Updated: Jun 10, 2019
Running training is full of uncertainty. Let's examine what uncertainty faces a coach when he/she is designing training for an athlete. There is uncertainty in training methodology - nobody has a perfect formula. Even given some best practice, there is uncertainty about whether it even applies to any given athlete. There is uncertainty about an athlete's physiologic and mental state on any given day. There is uncertainty about how different athletes communicate that state to the coach. There is uncertainty about steps that an athlete will take to recover from a stimulus. Okay, you get it.
In the face of this uncertainty, there is naturally a trend to rely on things that seem very certain: HR data, pace, scientific papers. However, we tend to forget that there is actually large uncertainty with how applicable all of these things are to effective training. This leads to overfitting.
In statistics, overfitting means relying too much on the data that you have in front of you, such that you might be able to perfectly explain that data, but poorly predict new data. The same thing happens in running training all the time.
For instance, say an athlete's heart rate is 5 beats per minute higher than normal on their easy run. Overfitting to this data would be for the coach to now adjust the athlete's goal marathon pace based on this one run, whereas a healthier interpretation of the data might be to realize that the athlete only got 5 hours of sleep the night before, so that data point shouldn't be weighed heavily.

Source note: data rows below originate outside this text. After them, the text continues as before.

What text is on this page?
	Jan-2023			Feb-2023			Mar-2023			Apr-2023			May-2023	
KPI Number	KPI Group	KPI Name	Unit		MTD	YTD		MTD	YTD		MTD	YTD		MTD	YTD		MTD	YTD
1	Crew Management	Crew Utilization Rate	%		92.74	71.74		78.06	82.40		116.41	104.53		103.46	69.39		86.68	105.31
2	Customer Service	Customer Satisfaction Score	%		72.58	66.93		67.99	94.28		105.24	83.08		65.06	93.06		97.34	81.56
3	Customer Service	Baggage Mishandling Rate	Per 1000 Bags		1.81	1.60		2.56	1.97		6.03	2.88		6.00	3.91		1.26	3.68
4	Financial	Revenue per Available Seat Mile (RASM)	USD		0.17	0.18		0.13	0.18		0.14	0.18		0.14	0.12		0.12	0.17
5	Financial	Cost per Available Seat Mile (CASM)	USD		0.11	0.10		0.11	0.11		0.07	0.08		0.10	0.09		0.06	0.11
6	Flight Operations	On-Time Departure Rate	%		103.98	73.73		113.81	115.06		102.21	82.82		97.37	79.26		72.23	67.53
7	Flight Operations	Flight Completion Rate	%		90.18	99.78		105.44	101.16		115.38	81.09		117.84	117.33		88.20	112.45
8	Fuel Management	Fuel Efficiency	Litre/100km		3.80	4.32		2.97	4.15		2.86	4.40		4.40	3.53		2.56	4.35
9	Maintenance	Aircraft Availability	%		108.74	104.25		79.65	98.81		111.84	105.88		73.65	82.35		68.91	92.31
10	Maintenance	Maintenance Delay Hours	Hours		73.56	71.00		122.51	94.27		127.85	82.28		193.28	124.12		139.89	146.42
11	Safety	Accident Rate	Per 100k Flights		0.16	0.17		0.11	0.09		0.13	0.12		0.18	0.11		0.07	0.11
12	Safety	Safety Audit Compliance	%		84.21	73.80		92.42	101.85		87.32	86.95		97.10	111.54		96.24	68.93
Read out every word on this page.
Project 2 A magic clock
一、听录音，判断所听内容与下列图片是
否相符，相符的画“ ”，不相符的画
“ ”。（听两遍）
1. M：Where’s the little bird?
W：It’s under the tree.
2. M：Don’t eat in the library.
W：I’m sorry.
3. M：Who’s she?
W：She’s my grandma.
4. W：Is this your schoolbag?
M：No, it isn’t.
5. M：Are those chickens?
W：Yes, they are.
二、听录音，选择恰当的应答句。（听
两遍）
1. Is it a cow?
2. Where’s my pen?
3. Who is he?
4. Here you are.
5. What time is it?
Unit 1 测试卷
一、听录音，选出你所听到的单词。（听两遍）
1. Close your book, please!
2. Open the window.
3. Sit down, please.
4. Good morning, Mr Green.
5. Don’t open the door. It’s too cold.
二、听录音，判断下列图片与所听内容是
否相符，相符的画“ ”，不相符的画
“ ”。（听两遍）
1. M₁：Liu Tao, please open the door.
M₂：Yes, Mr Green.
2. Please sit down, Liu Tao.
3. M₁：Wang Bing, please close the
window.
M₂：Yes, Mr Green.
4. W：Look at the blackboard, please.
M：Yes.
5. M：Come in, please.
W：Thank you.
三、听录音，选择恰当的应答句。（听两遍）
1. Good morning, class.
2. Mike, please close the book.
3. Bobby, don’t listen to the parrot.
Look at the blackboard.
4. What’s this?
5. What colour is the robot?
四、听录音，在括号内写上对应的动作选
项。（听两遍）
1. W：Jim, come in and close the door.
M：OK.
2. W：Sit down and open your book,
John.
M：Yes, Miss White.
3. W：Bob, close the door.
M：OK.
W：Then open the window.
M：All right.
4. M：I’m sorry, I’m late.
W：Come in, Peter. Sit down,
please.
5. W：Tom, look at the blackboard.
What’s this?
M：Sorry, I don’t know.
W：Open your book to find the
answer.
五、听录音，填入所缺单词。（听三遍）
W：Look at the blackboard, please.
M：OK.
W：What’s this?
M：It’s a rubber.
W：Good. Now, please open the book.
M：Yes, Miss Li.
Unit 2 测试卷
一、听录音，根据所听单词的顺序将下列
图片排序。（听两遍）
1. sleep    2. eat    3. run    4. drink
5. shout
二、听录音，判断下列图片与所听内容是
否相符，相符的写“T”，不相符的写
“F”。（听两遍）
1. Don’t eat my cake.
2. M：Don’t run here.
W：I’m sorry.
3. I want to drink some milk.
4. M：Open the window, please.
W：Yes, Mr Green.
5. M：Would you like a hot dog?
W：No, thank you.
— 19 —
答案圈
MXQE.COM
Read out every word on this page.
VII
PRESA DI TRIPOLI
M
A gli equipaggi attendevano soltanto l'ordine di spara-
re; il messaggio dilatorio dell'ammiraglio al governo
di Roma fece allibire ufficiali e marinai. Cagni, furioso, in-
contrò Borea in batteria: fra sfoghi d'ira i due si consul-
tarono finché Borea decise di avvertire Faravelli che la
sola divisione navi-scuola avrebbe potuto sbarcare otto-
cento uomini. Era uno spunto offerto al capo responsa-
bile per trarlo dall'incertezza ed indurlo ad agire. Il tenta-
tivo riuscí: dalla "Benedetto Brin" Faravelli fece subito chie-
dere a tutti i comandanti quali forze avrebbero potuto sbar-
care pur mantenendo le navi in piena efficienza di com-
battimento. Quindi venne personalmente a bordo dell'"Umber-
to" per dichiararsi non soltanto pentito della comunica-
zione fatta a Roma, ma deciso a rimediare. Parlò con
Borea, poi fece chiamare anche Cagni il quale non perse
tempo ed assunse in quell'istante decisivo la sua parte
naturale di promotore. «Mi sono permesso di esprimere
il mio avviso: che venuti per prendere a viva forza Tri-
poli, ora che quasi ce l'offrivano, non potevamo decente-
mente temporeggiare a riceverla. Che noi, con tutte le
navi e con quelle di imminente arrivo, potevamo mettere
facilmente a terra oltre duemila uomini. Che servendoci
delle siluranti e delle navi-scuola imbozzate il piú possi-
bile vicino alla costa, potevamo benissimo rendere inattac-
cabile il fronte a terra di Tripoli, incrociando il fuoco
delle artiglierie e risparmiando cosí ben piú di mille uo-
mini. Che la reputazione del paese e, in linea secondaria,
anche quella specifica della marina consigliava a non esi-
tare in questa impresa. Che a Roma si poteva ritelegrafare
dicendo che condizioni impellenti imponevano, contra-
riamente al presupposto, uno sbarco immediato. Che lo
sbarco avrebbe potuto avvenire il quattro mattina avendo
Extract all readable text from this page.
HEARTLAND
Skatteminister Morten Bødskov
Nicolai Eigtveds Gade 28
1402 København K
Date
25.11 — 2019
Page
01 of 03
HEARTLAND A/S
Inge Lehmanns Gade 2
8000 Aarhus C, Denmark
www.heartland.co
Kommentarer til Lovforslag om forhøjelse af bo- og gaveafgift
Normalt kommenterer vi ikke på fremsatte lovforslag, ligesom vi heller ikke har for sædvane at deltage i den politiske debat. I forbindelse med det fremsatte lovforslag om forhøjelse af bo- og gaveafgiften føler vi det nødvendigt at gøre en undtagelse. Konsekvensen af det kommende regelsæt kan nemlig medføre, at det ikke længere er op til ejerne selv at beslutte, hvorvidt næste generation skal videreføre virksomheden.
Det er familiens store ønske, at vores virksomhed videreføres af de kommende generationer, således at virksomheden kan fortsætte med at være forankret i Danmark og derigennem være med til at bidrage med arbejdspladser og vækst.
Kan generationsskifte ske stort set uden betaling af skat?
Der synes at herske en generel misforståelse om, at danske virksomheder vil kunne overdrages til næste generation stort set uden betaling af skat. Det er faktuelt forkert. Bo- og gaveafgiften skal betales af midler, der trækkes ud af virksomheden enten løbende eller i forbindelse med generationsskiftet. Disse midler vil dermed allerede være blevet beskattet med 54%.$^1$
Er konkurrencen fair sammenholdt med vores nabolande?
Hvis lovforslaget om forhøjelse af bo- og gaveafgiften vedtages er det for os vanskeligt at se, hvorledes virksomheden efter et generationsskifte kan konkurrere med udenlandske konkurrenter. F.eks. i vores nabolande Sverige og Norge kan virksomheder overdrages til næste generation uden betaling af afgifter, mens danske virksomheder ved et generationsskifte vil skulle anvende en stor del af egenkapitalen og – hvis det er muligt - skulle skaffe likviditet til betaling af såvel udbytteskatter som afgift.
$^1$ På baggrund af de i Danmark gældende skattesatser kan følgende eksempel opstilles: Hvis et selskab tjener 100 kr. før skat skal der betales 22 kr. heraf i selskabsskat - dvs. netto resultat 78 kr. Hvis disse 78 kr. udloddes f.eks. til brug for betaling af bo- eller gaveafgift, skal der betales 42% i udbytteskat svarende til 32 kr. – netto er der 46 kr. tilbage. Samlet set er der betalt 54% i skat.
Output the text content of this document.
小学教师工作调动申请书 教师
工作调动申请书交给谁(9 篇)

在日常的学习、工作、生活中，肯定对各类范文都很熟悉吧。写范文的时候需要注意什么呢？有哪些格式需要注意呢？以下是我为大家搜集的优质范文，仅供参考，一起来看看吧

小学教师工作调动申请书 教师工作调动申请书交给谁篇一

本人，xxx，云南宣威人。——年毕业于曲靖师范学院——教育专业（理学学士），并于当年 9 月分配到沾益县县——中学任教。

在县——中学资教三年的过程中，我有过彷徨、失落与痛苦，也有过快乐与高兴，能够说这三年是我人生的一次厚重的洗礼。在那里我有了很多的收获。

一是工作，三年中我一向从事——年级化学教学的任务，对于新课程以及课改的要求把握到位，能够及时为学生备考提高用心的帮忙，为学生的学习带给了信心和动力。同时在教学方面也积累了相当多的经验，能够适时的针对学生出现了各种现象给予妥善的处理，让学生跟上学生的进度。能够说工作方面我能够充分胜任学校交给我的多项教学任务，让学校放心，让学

The same thing happens with running studies. Say a new study comes out showing that for a certain group of test subjects following different workout protocols for six weeks, 3 minute intervals seem to be the most effective at improving VO2max. You'll surely see an army of coaches now employing 3 minute intervals in their programs. This is again a case of potentially overfitting. Are the test subjects similar to the coach's athletes? Is six weeks the right timeframe? What other training were the athletes doing? Are there other protocols that are maybe better that the study didn't consider? In other words, there are lots of confounding variables that make it easy to overfit.
With training, information is of course valuable. With no information about an athlete or the context of their training, it would be nearly impossible to deliver effective coaching. The key is to assign the right weights to each piece of data coming in. What we are really doing in finding the right weights to give to data is minimizing uncertainty in the expected response to the stimulus that we prescribe to the athlete.
When a coach assigns a run to an athlete, that assignment is a hypothesis - it is a best guess as to the best stimulus for the athlete on that given day. Based on how the athlete performs, we can evaluate that hypothesis and update training, but we still want to get as close to optimal as possible, in the face of lots of uncertainty.
Back to statistics: a key strategy to avoid overfitting is called regularization. This is where you intentionally penalize changes to how you view the world based on new information coming in. This practice keeps you from swerving off the freeway when you see a pebble! That is because that new information must be really really significant in order for you to change your view (that you are driving straight on a freeway, with tires much much bigger than the pebble that can handle it no problem).
In running training, how can we perform something similar, without constantly having to make explicit calculations (which themselves will suffer from lots of uncertainty!)? The answer is to use heuristics.
Heuristics are rules of thumb that generally apply over a range of circumstances. Some people scoff at heuristics because they are not precise formulas, but that is exactly why we are interested in them! The fact that they are not exact, and are generalizations means that they are somewhat already regularized. In other words, heuristics give us a way to avoid overfitting while still designing very good training.
How do heuristics do this? It's simple - experience. Heuristics are refined over time by many coaches and athletes sometimes making lots of mistakes and sometimes getting lots of things right. The fact that people are trying to get better means that heuristics will evolve to produce better athletes. The fact that they evolve through exposure to many people in many different circumstances means that they are robust to overfitting!
What is an example of a heuristic? It could be something seemingly basic like, "Marathon runners must emphasize aerobic development." That might be obvious, so how would something like this be useful back in the early days of marathon training? Well, a coach could be faced with a tradeoff between volume and intensity (which is still a ubiquitous situation) and would apply the heuristic that aerobic development, and thus volume, wins.
That example is straightforward, but when used in a hierarchical way, like a decision tree, heuristics can be extremely powerful and safely reduce uncertainty. This is especially helpful when things are not straightforward. What if you have a marathoner that has an injury history, that transitioned to marathoning from a middle distance background, and only has two months before the race? Good luck finding a study that fits your situation. But if you have a series of heuristics pertaining to injuries, aerobic development, and specificity of training, you can apply these heuristics in the order of their importance and get pretty far.
There are situations in which it might make sense not to be safe, where you can risk overfitting, but this really only applies once an athlete is very close to their genetic potential and must squeeze out every last ounce of improvement, which is only true for a handful of athletes in the world and not a focus of this framework.
Much more to come on this idea of heuristics, and applying them in order as decision trees.